What this billboard would do is completely miss a HUUUUGGGE group of people. They'd see it, maybe shrug their shoulders, in one ear and out the other, and they'd go on their way without ever thinking about it again.
Because in their mind, like me, they live in a world where Kansas has little-to-nothing to do with their life. It's like seeing a commercial for some prescription drug for an illness they don't have. Maybe the illness exists, maybe it doesn't. Maybe the drug works, maybe it doesn't. Regardless, it has nothing to do with me.
So forget the billboards for a moment and their "effectiveness" as a communication tool. Let's think about some of these "where are you going when you die?" or "Jesus is the only way to Heaven" lines of thinking.
What happens if the person you're talking to doesn't believe that place exists? Or that going there would be a good thing? Or believes there's life after death?

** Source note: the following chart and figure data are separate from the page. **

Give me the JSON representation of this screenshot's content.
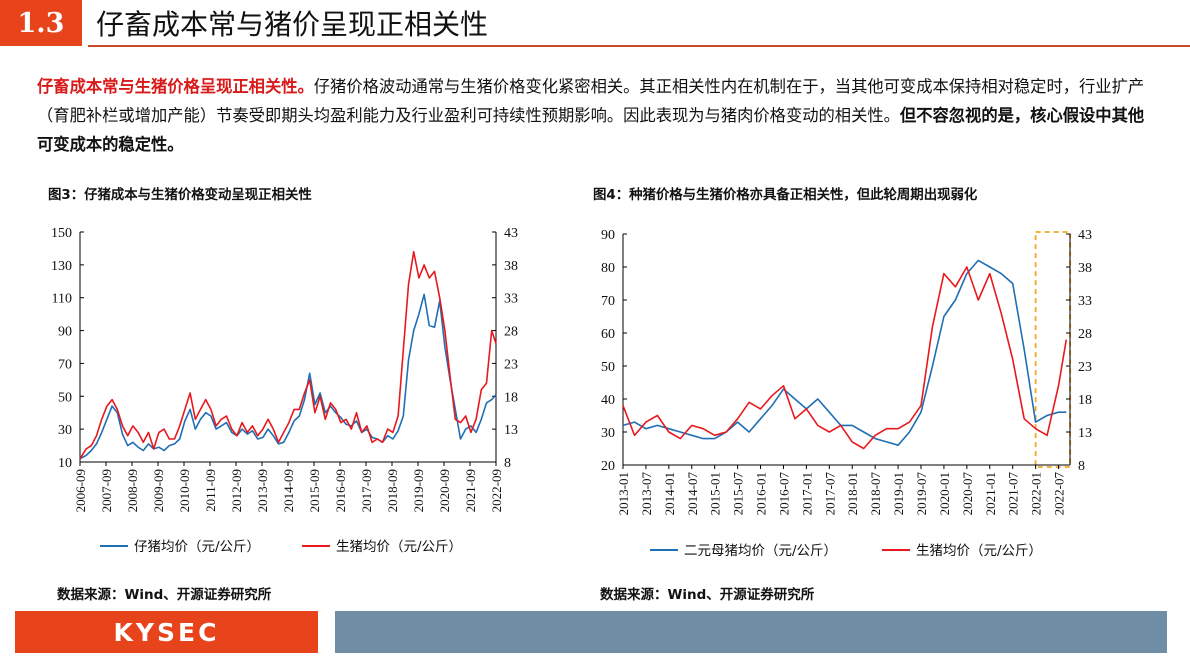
{
  "header": {
    "section_number": "1.3",
    "title": "仔畜成本常与猪价呈现正相关性"
  },
  "paragraph": {
    "lead": "仔畜成本常与生猪价格呈现正相关性。",
    "body": "仔猪价格波动通常与生猪价格变化紧密相关。其正相关性内在机制在于，当其他可变成本保持相对稳定时，行业扩产（育肥补栏或增加产能）节奏受即期头均盈利能力及行业盈利可持续性预期影响。因此表现为与猪肉价格变动的相关性。",
    "emphasis": "但不容忽视的是，核心假设中其他可变成本的稳定性。"
  },
  "colors": {
    "accent": "#e8441c",
    "series_blue": "#1f6fb5",
    "series_red": "#e8191e",
    "footer_bar": "#6f8ea6",
    "highlight_box": "#f5a623"
  },
  "chart_data": [
    {
      "type": "line",
      "title": "图3：仔猪成本与生猪价格变动呈现正相关性",
      "x_ticks": [
        "2006-09",
        "2007-09",
        "2008-09",
        "2009-09",
        "2010-09",
        "2011-09",
        "2012-09",
        "2013-09",
        "2014-09",
        "2015-09",
        "2016-09",
        "2017-09",
        "2018-09",
        "2019-09",
        "2020-09",
        "2021-09",
        "2022-09"
      ],
      "xlim": [
        2006.667,
        2022.667
      ],
      "y_left": {
        "ticks": [
          10,
          30,
          50,
          70,
          90,
          110,
          130,
          150
        ],
        "lim": [
          10,
          150
        ]
      },
      "y_right": {
        "ticks": [
          8,
          13,
          18,
          23,
          28,
          33,
          38,
          43
        ],
        "lim": [
          8,
          43
        ]
      },
      "grid": false,
      "legend_position": "bottom",
      "series": [
        {
          "name": "仔猪均价（元/公斤）",
          "axis": "left",
          "color": "#1f6fb5",
          "x": [
            2006.67,
            2006.9,
            2007.1,
            2007.3,
            2007.5,
            2007.7,
            2007.9,
            2008.1,
            2008.3,
            2008.5,
            2008.7,
            2008.9,
            2009.1,
            2009.3,
            2009.5,
            2009.7,
            2009.9,
            2010.1,
            2010.3,
            2010.5,
            2010.7,
            2010.9,
            2011.1,
            2011.3,
            2011.5,
            2011.7,
            2011.9,
            2012.1,
            2012.3,
            2012.5,
            2012.7,
            2012.9,
            2013.1,
            2013.3,
            2013.5,
            2013.7,
            2013.9,
            2014.1,
            2014.3,
            2014.5,
            2014.7,
            2014.9,
            2015.1,
            2015.3,
            2015.5,
            2015.7,
            2015.9,
            2016.1,
            2016.3,
            2016.5,
            2016.7,
            2016.9,
            2017.1,
            2017.3,
            2017.5,
            2017.7,
            2017.9,
            2018.1,
            2018.3,
            2018.5,
            2018.7,
            2018.9,
            2019.1,
            2019.3,
            2019.5,
            2019.7,
            2019.9,
            2020.1,
            2020.3,
            2020.5,
            2020.7,
            2020.9,
            2021.1,
            2021.3,
            2021.5,
            2021.7,
            2021.9,
            2022.1,
            2022.3,
            2022.5,
            2022.67
          ],
          "y": [
            12,
            14,
            17,
            21,
            28,
            36,
            44,
            40,
            27,
            20,
            22,
            19,
            17,
            21,
            18,
            19,
            17,
            20,
            21,
            24,
            35,
            42,
            30,
            36,
            40,
            38,
            30,
            32,
            34,
            28,
            26,
            30,
            27,
            29,
            24,
            25,
            30,
            26,
            21,
            22,
            28,
            35,
            38,
            48,
            64,
            45,
            52,
            40,
            44,
            40,
            37,
            33,
            32,
            35,
            28,
            30,
            25,
            24,
            22,
            26,
            24,
            29,
            38,
            72,
            90,
            100,
            112,
            93,
            92,
            108,
            80,
            60,
            42,
            24,
            30,
            32,
            28,
            36,
            46,
            48,
            51
          ]
        },
        {
          "name": "生猪均价（元/公斤）",
          "axis": "right",
          "color": "#e8191e",
          "x": [
            2006.67,
            2006.9,
            2007.1,
            2007.3,
            2007.5,
            2007.7,
            2007.9,
            2008.1,
            2008.3,
            2008.5,
            2008.7,
            2008.9,
            2009.1,
            2009.3,
            2009.5,
            2009.7,
            2009.9,
            2010.1,
            2010.3,
            2010.5,
            2010.7,
            2010.9,
            2011.1,
            2011.3,
            2011.5,
            2011.7,
            2011.9,
            2012.1,
            2012.3,
            2012.5,
            2012.7,
            2012.9,
            2013.1,
            2013.3,
            2013.5,
            2013.7,
            2013.9,
            2014.1,
            2014.3,
            2014.5,
            2014.7,
            2014.9,
            2015.1,
            2015.3,
            2015.5,
            2015.7,
            2015.9,
            2016.1,
            2016.3,
            2016.5,
            2016.7,
            2016.9,
            2017.1,
            2017.3,
            2017.5,
            2017.7,
            2017.9,
            2018.1,
            2018.3,
            2018.5,
            2018.7,
            2018.9,
            2019.1,
            2019.3,
            2019.5,
            2019.7,
            2019.9,
            2020.1,
            2020.3,
            2020.5,
            2020.7,
            2020.9,
            2021.1,
            2021.3,
            2021.5,
            2021.7,
            2021.9,
            2022.1,
            2022.3,
            2022.5,
            2022.67
          ],
          "y": [
            8.5,
            10,
            10.5,
            12,
            14.5,
            16.5,
            17.5,
            16,
            13.5,
            12,
            13.5,
            12.5,
            11,
            12.5,
            10,
            12.5,
            13,
            11.5,
            11.5,
            13.5,
            16,
            18.5,
            14.5,
            16,
            17.5,
            16,
            13.5,
            14.5,
            15,
            13,
            12,
            14,
            12.5,
            13.5,
            12,
            13,
            14.5,
            13,
            11,
            12.5,
            14,
            16,
            16,
            18.5,
            20.5,
            15.5,
            18,
            14.5,
            17,
            16,
            14,
            14.5,
            13,
            15.5,
            12.5,
            13.5,
            11,
            11.5,
            11,
            13,
            12.5,
            15,
            25,
            35,
            40,
            36,
            38,
            36,
            37,
            33,
            28,
            21,
            14.5,
            14,
            15,
            12.5,
            14.5,
            19,
            20,
            28,
            26
          ]
        }
      ]
    },
    {
      "type": "line",
      "title": "图4：种猪价格与生猪价格亦具备正相关性，但此轮周期出现弱化",
      "x_ticks": [
        "2013-01",
        "2013-07",
        "2014-01",
        "2014-07",
        "2015-01",
        "2015-07",
        "2016-01",
        "2016-07",
        "2017-01",
        "2017-07",
        "2018-01",
        "2018-07",
        "2019-01",
        "2019-07",
        "2020-01",
        "2020-07",
        "2021-01",
        "2021-07",
        "2022-01",
        "2022-07"
      ],
      "xlim": [
        2013.0,
        2022.75
      ],
      "y_left": {
        "ticks": [
          20,
          30,
          40,
          50,
          60,
          70,
          80,
          90
        ],
        "lim": [
          20,
          90
        ]
      },
      "y_right": {
        "ticks": [
          8,
          13,
          18,
          23,
          28,
          33,
          38,
          43
        ],
        "lim": [
          8,
          43
        ]
      },
      "grid": false,
      "legend_position": "bottom",
      "highlight": {
        "from": "2022-01",
        "to": "2022-09",
        "style": "dashed orange box"
      },
      "series": [
        {
          "name": "二元母猪均价（元/公斤）",
          "axis": "left",
          "color": "#1f6fb5",
          "x": [
            2013.0,
            2013.25,
            2013.5,
            2013.75,
            2014.0,
            2014.25,
            2014.5,
            2014.75,
            2015.0,
            2015.25,
            2015.5,
            2015.75,
            2016.0,
            2016.25,
            2016.5,
            2016.75,
            2017.0,
            2017.25,
            2017.5,
            2017.75,
            2018.0,
            2018.25,
            2018.5,
            2018.75,
            2019.0,
            2019.25,
            2019.5,
            2019.75,
            2020.0,
            2020.25,
            2020.5,
            2020.75,
            2021.0,
            2021.25,
            2021.5,
            2021.75,
            2022.0,
            2022.25,
            2022.5,
            2022.67
          ],
          "y": [
            32,
            33,
            31,
            32,
            31,
            30,
            29,
            28,
            28,
            30,
            33,
            30,
            34,
            38,
            43,
            40,
            37,
            40,
            36,
            32,
            32,
            30,
            28,
            27,
            26,
            30,
            36,
            50,
            65,
            70,
            78,
            82,
            80,
            78,
            75,
            55,
            33,
            35,
            36,
            36
          ]
        },
        {
          "name": "生猪均价（元/公斤）",
          "axis": "right",
          "color": "#e8191e",
          "x": [
            2013.0,
            2013.25,
            2013.5,
            2013.75,
            2014.0,
            2014.25,
            2014.5,
            2014.75,
            2015.0,
            2015.25,
            2015.5,
            2015.75,
            2016.0,
            2016.25,
            2016.5,
            2016.75,
            2017.0,
            2017.25,
            2017.5,
            2017.75,
            2018.0,
            2018.25,
            2018.5,
            2018.75,
            2019.0,
            2019.25,
            2019.5,
            2019.75,
            2020.0,
            2020.25,
            2020.5,
            2020.75,
            2021.0,
            2021.25,
            2021.5,
            2021.75,
            2022.0,
            2022.25,
            2022.5,
            2022.67
          ],
          "y": [
            17,
            12.5,
            14.5,
            15.5,
            13,
            12,
            14,
            13.5,
            12.5,
            13,
            15,
            17.5,
            16.5,
            18.5,
            20,
            15,
            16.5,
            14,
            13,
            14,
            11.5,
            10.5,
            12.5,
            13.5,
            13.5,
            14.5,
            17,
            29,
            37,
            35,
            38,
            33,
            37,
            31,
            24,
            15,
            13.5,
            12.5,
            20,
            27
          ]
        }
      ]
    }
  ],
  "source_left": "数据来源：Wind、开源证券研究所",
  "source_right": "数据来源：Wind、开源证券研究所",
  "footer": {
    "logo_text": "KYSEC"
  }
}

Does this make the Gospel any less 'Good News' to their life? I, personally, still believe there is Good News there. More than we can even imagine. It doesn't matter that YOU think it exists. The point is THEY don't think it exists. Or...let's imagine they do think heaven exists. It doesn't matter that YOU think there is only one way into eternity. The point is THEY think they are good to go as it relates to eternity. It's going to be incredibly challenging for people to begin to hear what we have to share if it requires they have a baseline of thinking that they think is absurd and silly. (And hopefully we can leave the silly billboards behind...)
But if the whole of the Gospel boils down to what happens when you die, we've just removed the relevancy of the Gospel from a whole bunch of people (btw: it doesn't, at least based on Jesus' own words it can't be boiled down to that). Paul clearly got this: In Athens he tailored the Good News of Jesus by starting with what they commonly believed and built from there.
I sometimes wonder if we if we are so stuck in our worldview, if we are so locked into our reduced, simplified and I'd say watered-down-Gospel, that we can't see that people's beliefs are a million miles away from where we are.
A trip to Kansas may be good news to some people.
But isn't the Gospel supposed to be Good News for all people...no matter where you're at? Whether I choose to respond to that or live into that is immaterial. I can be the Rich Young Ruler in Matthew 19 and walk away. We can say that the Gospel will draw some and repel others.
But you just can't convince me that the reason it should repel them is because we refuse meet them where they are at.